A father who was arrested for allegedly killing his 6-year-old adopted daughter previously has been convicted of multiple felonies prior to adopting the victim. For some, the revelations have raised additional questions about how he and his wife were able to pass background checks and obtain state licenses to foster and adopt multiple children.
Isaac K. Kalua III and his wife Lehua Kalua were charged with second-degree murder in the presumed death of their daughter Isabella “Ariel” Kalua. The husband reportedly has a checkered criminal past that includes convictions for several violent felonies.
According to records obtained by Business Insider, the 52-year-old Isaac in 2000 was convicted on four counts of felony assault in addition to one count each of attempted assault and terroristic threatening. Per the report, Isaac pleaded guilty to all of the aforementioned charges and was sentenced to serve five years of probation.
Lehua also reportedly had at least one run-in with law enforcement in 2001 when she was indicted on one count of felony drug promotion. However, that charge was dismissed after she completed a court-ordered drug program, per HawaiiNewsNow.
Under Hawaii state law, any person seeking to become an adoptive parent is subject to a criminal background check and the Department of Human Services “may deny” an application if, among other things, any adult in the prospective home “has been convicted of an offense for which incarceration is a sentencing option.”

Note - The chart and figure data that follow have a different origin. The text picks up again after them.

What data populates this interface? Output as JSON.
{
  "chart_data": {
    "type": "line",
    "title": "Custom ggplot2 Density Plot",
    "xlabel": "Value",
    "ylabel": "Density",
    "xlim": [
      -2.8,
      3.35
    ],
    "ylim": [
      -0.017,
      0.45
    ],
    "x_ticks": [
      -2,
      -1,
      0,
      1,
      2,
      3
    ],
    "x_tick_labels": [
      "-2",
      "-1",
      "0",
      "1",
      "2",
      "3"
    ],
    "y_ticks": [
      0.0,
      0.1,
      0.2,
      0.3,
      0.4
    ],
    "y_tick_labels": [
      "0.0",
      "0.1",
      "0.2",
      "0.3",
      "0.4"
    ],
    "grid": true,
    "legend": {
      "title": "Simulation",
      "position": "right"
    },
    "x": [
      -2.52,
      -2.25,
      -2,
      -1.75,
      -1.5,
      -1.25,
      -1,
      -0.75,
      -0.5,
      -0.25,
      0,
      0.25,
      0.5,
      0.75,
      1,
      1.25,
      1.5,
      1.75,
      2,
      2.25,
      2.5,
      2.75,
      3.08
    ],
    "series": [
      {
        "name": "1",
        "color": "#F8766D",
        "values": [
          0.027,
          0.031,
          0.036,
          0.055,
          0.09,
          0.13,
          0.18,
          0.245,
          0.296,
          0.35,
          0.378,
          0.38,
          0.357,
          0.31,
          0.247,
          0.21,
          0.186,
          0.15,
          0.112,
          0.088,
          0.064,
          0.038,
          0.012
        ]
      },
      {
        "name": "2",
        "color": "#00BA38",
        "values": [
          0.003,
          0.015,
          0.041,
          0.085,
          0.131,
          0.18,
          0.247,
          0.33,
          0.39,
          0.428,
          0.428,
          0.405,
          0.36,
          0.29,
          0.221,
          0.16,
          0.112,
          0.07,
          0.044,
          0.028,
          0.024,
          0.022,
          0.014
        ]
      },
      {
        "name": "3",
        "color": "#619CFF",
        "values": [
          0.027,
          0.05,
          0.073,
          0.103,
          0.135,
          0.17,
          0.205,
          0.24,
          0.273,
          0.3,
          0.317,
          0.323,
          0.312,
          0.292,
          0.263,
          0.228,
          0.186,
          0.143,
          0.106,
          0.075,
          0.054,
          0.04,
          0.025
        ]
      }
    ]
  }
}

In addition to the criminal histories of the Kaluas, Insider obtained records that reportedly show Isaac in June 2020 declared bankruptcy. Isaac reportedly listed Ariel and her two siblings, all of whom the Kaluas formally adopted in January, as dependents on his bankruptcy petition. The Kaluas previously fostered the children for several years after their biological mother lost custody due to housing issues and substance abuse.
The horrific acts of abuse and torture the Kaluas are accused of committing against Ariel have left the island community in shock, particularly since the couple triggered a massive multi-agency search when the husband and wife reported Ariel missing in mid-September. Investigators now believe the girl was killed by the Kaluas on Aug. 18 and that her body was subsequently disposed of.
According to a police affidavit released Friday, Isabella’s 12-year-old sister told investigators that “she was asked to keep a secret by Lehua and Isaac regarding what happened” to her little sister.
“[The sister] stated that the secret was that [Isabella] was in the bathroom in a dog cage, duct tape on her mouth and nose, and she didn’t wake up,” the affidavit states. “[The sister] further stated that she, the two smaller children, Isaac and Lehua were sleeping when they got up at 3:32 a.m. Lehua and [The sister] went to check on [Isabella] in the bathroom and [Isabella] ‘didn’t wake up.’ [The sister] then was told to go back to sleep and Isaac and Lehua stayed up.”
Lehua allegedly put Isabella in a cold bathtub to try and wake her up; when that didn’t work, the sister said she woke up Isaac, authorities say. Two other children identified as I.L.K. and A.J. were also in the home at the time but were said to have been asleep.
Police said the sister told them she had been keeping the secret for approximately two months but “knows [Isabella] is dead because she was there” and was forced to help Lehua move Isabella’s body from the bathroom to her bedroom.
Citing comments by the sister, investigators have said they believe Isaac faked contracting COVID-19 to get out of work so the Kaluas could get rid of Isabella’s body. Police say he took approximately two weeks off from work, beginning on Aug. 20 and even went to the hospital to seek treatment.
The torturous abuse of Isabella at the hands of her parents happened regularly, the sister told investigators. She said she’d seen Lehua “put duct tape” on her little sister “plenty of times” and said Isaac was well aware of the tactic, the police indicated.
A judge on Friday ruled that the Kaluas are to remain in pretrial detention without bond. Prosecutors argued that the couple posed a flight risk.